Rhein-Erft-Kreis/Hürth – Vor dem Einkaufszentrum Hürth-Park an der Theresienhöhe in Hürth-Mitte stehen in diesen Tagen wieder Menschen Schlange, die sich gegen das Coronavirus impfen lassen wollen. Zwar hat der Rhein-Erft-Kreis das Impfzentrum Ende September nach Vorgaben von Bund und Land geschlossen, bietet in den Räumen des ehemaligen Real-Warenhauses aber in geringem Umfang Impfsprechstunden an. Doch die Kapazitäten halten dem neuerlichen Andrang kaum Stand.
Viele Menschen, die am Mittwochmittag vor dem früheren Impfzentrum anstanden, wollten sich bereits die dritte Impfdosis abholen, sich also „boostern“ lassen. Darunter auch Wolfgang Braun aus Kerpen-Brüggen. Doch der 71-jährige pensionierte Diplom-Übersetzer wurde trotz Vorerkrankung abgewiesen. Der Grund: Seine Zweitimpfung ist erst knapp fünf Monate her. Der frühere Mitarbeiter des Bundessprachenamts in Hürth wollte das nicht hinnehmen, biss aber auf Granit.
„Impfen ist für mich ein sensibles Thema“, sagt Braun. „Ich bin vor 68 Jahren an Kinderlähmung erkrankt. Ein Jahr später gab es die Impfung gegen Polio.“ Er hat Angst, dass er erneut eine Impfung verpasst und schwer erkrankt. Noch heute hat er mit den Spätfolgen der Polioinfektion zu kämpfen und ist gehbehindert. „Jetzt kommt es doch darauf an, dass geimpft wird“, schimpft Braun. „Da kann man doch nicht mit solchen bürokratischen Mätzchen kommen.“ Bei seiner Hausärztin hätte er erst im Februar einen Impftermin bekommen, sagt er.
„Ich kann die Verärgerung verstehen“, sagt dazu Thomas Schweinsburg, Sprecher der Kreisverwaltung. Er verteidigt aber die Entscheidung des Impfteams vor Ort: „Wir halten uns an die Empfehlung der Ständigen Impfkommission. Das sind die Experten.“ Und die Stiko empfehle die Booster-Impfung eben erst nach sechs Monaten. Angesichts des großen Andrangs müsse bei der Impfung priorisiert werden.

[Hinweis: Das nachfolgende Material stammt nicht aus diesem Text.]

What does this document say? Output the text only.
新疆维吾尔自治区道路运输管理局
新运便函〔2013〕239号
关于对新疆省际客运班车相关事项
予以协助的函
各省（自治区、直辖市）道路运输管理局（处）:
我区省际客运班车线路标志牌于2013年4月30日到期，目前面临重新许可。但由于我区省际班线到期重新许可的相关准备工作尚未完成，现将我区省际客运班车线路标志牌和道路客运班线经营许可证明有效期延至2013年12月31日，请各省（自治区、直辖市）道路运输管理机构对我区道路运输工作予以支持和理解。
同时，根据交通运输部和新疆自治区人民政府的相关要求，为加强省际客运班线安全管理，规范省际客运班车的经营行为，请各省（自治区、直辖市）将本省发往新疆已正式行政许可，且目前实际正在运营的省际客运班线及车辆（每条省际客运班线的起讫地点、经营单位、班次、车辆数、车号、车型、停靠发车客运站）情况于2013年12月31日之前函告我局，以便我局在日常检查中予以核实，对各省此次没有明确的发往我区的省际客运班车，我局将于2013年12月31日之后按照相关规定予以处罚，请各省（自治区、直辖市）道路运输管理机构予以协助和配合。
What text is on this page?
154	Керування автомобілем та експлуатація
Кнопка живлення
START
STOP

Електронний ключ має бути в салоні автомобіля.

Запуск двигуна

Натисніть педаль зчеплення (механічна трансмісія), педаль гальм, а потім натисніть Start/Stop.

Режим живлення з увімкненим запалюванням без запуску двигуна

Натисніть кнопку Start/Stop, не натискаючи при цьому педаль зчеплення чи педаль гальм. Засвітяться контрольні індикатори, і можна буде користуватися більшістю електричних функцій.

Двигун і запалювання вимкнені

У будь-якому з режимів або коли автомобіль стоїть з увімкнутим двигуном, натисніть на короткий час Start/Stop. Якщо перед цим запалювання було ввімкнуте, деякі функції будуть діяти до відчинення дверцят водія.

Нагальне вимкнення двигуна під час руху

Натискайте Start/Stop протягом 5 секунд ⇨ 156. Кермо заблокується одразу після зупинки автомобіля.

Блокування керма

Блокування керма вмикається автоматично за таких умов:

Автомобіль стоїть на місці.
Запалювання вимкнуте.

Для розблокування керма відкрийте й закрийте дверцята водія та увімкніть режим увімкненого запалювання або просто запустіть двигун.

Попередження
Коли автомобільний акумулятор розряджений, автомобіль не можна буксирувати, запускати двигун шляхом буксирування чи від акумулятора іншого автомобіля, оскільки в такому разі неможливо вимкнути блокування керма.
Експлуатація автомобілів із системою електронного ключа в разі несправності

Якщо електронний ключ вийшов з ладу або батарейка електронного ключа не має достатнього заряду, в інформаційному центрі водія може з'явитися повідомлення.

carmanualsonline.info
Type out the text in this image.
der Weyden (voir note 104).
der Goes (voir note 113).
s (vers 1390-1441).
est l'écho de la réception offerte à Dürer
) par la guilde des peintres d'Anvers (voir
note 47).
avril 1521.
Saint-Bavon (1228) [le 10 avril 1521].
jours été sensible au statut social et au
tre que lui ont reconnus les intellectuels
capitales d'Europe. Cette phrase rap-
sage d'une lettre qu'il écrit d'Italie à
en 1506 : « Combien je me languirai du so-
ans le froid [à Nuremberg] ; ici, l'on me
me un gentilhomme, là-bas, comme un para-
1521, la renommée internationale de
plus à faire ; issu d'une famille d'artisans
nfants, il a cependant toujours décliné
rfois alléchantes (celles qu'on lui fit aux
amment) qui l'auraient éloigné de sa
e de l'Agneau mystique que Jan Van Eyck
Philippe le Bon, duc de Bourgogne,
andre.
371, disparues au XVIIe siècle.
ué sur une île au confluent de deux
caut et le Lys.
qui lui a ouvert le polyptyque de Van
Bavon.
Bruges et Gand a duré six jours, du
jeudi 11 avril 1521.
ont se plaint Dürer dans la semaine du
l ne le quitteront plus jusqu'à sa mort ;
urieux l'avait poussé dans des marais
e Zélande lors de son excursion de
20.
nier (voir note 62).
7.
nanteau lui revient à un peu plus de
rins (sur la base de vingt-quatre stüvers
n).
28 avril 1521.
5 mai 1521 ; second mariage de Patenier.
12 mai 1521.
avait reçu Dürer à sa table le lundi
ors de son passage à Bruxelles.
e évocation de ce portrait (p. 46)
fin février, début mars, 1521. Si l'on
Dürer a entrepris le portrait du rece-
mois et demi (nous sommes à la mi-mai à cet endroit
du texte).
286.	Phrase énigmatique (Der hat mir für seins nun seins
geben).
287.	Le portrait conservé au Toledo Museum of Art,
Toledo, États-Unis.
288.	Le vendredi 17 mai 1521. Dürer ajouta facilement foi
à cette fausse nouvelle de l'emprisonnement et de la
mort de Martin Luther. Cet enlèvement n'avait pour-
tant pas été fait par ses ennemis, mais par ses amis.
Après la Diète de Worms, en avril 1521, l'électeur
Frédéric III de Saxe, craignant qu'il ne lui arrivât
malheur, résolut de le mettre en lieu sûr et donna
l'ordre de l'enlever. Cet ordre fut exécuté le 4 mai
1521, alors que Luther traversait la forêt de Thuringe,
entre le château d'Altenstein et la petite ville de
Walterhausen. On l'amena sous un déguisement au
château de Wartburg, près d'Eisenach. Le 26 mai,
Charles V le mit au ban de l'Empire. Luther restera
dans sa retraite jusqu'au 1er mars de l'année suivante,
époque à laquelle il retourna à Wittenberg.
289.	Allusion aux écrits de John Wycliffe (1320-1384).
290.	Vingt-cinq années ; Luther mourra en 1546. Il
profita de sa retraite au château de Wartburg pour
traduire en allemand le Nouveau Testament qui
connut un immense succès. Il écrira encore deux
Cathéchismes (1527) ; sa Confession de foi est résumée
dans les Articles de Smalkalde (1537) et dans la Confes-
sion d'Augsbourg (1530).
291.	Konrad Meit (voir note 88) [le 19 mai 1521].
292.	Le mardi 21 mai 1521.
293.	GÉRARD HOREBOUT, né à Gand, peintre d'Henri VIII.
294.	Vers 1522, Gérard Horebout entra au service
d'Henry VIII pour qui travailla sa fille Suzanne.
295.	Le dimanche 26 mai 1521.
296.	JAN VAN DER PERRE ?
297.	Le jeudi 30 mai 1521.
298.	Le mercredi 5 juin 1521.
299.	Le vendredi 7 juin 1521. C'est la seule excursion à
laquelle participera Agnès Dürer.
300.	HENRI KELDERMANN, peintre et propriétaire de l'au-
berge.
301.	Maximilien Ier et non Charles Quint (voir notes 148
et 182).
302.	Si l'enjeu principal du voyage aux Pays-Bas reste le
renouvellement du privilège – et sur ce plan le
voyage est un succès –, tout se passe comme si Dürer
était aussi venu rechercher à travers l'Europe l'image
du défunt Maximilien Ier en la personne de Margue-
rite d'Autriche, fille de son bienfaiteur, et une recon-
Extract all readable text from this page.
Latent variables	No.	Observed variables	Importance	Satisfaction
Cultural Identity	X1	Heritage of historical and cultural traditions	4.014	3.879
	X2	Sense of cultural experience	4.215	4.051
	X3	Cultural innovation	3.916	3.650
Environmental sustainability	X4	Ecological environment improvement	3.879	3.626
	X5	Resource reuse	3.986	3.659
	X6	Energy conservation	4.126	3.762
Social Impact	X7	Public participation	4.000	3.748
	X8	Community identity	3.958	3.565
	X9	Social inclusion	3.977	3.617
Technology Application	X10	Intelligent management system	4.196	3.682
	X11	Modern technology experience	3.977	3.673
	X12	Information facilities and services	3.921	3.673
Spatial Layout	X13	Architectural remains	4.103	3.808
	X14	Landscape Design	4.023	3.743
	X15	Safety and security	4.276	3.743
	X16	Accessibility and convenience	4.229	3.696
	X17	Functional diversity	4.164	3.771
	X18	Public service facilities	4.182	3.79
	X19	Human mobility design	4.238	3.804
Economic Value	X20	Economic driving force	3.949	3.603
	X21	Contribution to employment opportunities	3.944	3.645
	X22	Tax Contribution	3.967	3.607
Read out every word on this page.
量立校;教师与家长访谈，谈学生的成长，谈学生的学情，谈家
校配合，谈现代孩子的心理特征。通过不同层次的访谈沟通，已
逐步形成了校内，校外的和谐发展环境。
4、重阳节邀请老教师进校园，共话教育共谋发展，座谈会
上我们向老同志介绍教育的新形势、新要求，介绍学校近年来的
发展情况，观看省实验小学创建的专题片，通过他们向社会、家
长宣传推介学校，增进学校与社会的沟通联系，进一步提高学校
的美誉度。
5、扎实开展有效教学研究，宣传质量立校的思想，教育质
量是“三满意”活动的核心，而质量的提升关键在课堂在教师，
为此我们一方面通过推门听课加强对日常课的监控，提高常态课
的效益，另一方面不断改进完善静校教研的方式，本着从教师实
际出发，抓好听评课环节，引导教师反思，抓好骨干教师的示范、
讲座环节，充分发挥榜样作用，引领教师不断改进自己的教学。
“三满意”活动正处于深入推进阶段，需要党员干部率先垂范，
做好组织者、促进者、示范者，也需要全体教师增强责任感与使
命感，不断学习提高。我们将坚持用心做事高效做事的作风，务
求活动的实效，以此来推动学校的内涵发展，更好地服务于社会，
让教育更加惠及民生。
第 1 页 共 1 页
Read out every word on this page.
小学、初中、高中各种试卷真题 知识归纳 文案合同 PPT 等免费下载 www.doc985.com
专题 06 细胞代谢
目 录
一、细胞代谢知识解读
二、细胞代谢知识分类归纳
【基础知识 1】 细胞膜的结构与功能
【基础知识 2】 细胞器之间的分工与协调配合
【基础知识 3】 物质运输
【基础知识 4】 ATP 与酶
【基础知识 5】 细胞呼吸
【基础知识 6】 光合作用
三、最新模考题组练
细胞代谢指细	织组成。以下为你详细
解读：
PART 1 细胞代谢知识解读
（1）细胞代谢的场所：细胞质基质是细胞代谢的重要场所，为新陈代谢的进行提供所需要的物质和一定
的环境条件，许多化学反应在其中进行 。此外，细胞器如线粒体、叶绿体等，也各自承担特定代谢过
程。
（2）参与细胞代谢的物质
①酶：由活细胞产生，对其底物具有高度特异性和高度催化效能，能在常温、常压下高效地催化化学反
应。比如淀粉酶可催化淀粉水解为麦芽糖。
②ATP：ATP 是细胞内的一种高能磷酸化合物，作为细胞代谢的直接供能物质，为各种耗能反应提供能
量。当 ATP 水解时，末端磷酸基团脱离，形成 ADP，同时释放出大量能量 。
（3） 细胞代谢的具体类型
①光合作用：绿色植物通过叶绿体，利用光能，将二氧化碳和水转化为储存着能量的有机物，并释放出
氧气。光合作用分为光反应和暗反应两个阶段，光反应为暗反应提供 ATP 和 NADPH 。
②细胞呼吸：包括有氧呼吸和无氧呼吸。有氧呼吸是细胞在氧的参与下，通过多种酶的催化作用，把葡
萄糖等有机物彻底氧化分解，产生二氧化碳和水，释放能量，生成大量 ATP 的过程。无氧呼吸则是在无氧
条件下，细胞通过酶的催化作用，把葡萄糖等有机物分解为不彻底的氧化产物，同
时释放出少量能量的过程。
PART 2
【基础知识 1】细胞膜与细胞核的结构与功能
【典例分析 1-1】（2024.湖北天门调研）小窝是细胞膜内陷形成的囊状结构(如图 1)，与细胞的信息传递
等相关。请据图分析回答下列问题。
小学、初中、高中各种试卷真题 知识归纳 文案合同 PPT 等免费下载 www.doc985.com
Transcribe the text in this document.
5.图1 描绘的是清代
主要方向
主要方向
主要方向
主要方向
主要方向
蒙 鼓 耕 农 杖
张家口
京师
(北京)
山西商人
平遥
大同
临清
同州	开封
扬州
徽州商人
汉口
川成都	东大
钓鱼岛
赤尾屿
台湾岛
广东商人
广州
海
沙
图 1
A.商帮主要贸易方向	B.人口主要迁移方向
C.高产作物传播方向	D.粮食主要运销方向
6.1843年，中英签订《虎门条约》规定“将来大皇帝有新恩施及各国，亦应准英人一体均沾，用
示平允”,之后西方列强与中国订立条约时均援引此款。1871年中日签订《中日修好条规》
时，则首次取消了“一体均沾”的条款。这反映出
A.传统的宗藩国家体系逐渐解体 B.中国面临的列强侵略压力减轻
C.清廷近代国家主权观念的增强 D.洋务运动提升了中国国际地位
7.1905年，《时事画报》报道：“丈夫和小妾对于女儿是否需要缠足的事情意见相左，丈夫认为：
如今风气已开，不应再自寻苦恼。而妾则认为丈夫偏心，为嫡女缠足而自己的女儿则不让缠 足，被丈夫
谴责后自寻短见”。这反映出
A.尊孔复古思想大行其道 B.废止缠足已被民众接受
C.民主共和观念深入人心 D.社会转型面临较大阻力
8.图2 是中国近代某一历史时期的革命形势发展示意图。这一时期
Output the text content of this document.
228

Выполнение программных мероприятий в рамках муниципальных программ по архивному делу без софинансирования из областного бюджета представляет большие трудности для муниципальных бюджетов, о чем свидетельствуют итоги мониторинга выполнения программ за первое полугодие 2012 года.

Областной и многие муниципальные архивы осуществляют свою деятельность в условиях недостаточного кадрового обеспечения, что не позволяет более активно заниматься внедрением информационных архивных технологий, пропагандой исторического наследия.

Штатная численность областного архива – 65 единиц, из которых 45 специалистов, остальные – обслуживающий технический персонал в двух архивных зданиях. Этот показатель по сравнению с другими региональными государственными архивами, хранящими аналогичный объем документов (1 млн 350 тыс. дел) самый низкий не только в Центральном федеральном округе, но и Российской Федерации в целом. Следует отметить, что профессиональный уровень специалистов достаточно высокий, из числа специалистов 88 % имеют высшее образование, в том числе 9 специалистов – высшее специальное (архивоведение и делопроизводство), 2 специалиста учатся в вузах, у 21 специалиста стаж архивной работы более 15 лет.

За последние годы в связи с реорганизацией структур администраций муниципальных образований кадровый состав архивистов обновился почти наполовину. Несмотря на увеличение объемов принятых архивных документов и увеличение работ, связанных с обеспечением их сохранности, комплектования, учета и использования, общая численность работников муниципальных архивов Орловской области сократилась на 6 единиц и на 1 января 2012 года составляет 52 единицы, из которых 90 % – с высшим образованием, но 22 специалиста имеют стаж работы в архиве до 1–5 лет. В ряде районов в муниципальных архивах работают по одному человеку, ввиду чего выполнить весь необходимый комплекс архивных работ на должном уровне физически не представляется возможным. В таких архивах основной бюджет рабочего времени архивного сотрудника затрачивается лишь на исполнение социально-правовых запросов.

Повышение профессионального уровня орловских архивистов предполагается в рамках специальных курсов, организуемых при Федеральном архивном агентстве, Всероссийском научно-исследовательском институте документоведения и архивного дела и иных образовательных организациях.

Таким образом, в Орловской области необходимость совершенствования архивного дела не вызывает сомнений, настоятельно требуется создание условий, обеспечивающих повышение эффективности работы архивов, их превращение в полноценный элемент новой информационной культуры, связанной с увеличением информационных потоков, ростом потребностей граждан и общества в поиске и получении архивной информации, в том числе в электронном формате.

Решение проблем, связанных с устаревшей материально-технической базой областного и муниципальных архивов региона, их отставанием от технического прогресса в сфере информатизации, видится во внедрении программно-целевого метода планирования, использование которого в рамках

Die Kreisverwaltung werde aber auf die Entwicklung reagieren. Schweinsburg: „Wir werden weitere Kapazitäten aufbauen.“ Bis Ende der Woche werde es eine Lösung geben, die wohl darauf hinauslaufe, das Angebot im Impfzentrum wieder auszudehnen.
Christian Nettersheim kritisiert Jens Spahn
Der Gesundheitsdezernent des Kreises, Christian Nettersheim, kritisiert die Empfehlung von Bundesgesundheitsminister Jens Spahn nach einer Booster-Impfung schon vor Ablauf der Sechs-Monats-Frist. „Hier werden bei den Bürgerinnen und Bürgern durch die wirre Kommunikation des Bundesgesundheitsministers Erwartungen geweckt, die kurzfristig nicht erfüllt werden können“, sagt Nettersheim. Selbst wenn das Impfzentrum voll ausgestattet wäre, sei eine gleichzeitige frühere Auffrischungsimpfung „weder organisatorisch-kapazitär noch personell leistbar“.
Der Kreis bietet derzeit im Hürther Impfzentrum noch Impfungen jeden Montag, Mittwoch und Donnerstag jeweils zwischen 13 und 19 Uhr an.